In an interview, Joseph Stiglitz called president Mauricio Macri's economic policy in Argentina a “failed bet” held by a “blind” international community ruled by “outdated models.”
Only a few days after Argentina's Congress voted to extend the Food and Nutrition Emergency (EAN) bill, professor and Nobel Prize winner in economics, Joseph Stiglitz, talked about the critical situation that the South American country faces as a consequence of a President Mauricio Macri's "failed economic formula" of neoliberalism for the nation.
“Macri bet wrong and now the country is paying a high price for the mistake,” the 2001 Nobel Prize winner told Argentinian media when asked about the president's economic policies since taking office in 2015.
“Argentina ... and the bankers are the ones to blame, including the International Monetary Fund (IMF).
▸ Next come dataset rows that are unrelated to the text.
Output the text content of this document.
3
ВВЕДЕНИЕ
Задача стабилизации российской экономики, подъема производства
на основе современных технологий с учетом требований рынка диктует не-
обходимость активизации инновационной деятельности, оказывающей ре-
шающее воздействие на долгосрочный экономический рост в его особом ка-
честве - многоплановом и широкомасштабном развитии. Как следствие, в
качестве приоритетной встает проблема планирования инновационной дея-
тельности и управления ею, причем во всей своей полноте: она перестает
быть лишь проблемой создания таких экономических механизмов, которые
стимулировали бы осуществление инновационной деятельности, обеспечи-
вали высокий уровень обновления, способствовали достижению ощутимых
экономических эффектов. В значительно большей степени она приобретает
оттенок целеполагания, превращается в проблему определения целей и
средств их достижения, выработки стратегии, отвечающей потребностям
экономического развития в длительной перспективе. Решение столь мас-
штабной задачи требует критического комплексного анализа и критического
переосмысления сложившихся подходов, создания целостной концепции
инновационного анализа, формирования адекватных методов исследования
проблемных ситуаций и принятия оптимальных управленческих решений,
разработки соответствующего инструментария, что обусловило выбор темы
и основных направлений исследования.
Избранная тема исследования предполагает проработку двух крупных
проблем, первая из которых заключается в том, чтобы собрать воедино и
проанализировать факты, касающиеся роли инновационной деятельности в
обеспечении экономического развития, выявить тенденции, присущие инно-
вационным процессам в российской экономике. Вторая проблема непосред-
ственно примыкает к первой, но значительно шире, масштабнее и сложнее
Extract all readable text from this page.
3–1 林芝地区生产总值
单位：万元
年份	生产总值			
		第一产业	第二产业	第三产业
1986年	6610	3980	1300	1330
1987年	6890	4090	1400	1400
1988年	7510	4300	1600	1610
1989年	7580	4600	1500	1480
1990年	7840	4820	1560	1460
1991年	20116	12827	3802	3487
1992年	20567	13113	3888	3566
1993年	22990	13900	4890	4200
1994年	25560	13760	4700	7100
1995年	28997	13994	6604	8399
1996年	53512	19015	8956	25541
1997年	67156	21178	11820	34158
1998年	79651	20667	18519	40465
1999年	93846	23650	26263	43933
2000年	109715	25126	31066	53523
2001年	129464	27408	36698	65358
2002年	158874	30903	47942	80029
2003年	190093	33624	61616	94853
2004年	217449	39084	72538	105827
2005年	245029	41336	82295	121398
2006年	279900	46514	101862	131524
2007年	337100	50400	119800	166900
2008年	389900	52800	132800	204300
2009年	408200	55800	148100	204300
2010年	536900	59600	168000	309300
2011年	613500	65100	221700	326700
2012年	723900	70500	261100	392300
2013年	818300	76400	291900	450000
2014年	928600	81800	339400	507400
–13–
They made the mistake of supplying those funds. Macri also committed several mistakes like eliminating exportation taxes to restore them later," calculated the Columbia University professor.
“I warned that he (Macri) was committing a great risk by reducing export withholdings. This reported profits brought about the rise in food prices and the impoverishment of lots of workers,” said the former president of the World Bank.
According to a report by the National Institute of Statistics and Censuses (Indec) this week, Argentina's unemployment rate is at its highest in 14 years, reaching 10.6 percent in the second quarter of this year. That translates to more than two million people being out of work. The number is much higher among women and youth.
Stiglitz is known for being critical of Macri's economic plan since its inception. “I wrote an article when President Macri began to apply his economic policy in 2015. ... Somehow, the administration was committed to the idea that there would be a fever of foreign funds coming into Argentina and that, with that, Macri could pay the huge sum of money he was borrowing with outrageously high interest rates” that, since 2017 run at around 65-70 percent.
During his own interview last Saturday, Mauricio Macri had no choice but to admit that citizens are still struggling to get ahead financially and they notice it on “their tables every day,” referring to an increased number of poor who can't afford the high food costs across the nation. He tried to excuse himself by saying “more time is needed to achieve better results.”
By Monday of this week, three different opinion polls showed candidate Alberto Fernandez and vice presidential candidate, Cristina Fernandez are favorites to win the Oct. 27 elections by a wide margin.
"The primaries showed that Peronism is in a very favorable position for the October elections," said Stiglizt, "which was an optimal solution after the 2001 and 2002 crisis when Néstor Kirchner (and) Cristina Fernández de Kirchner created more independence" from the large banks, said the world-reknowned United States economist.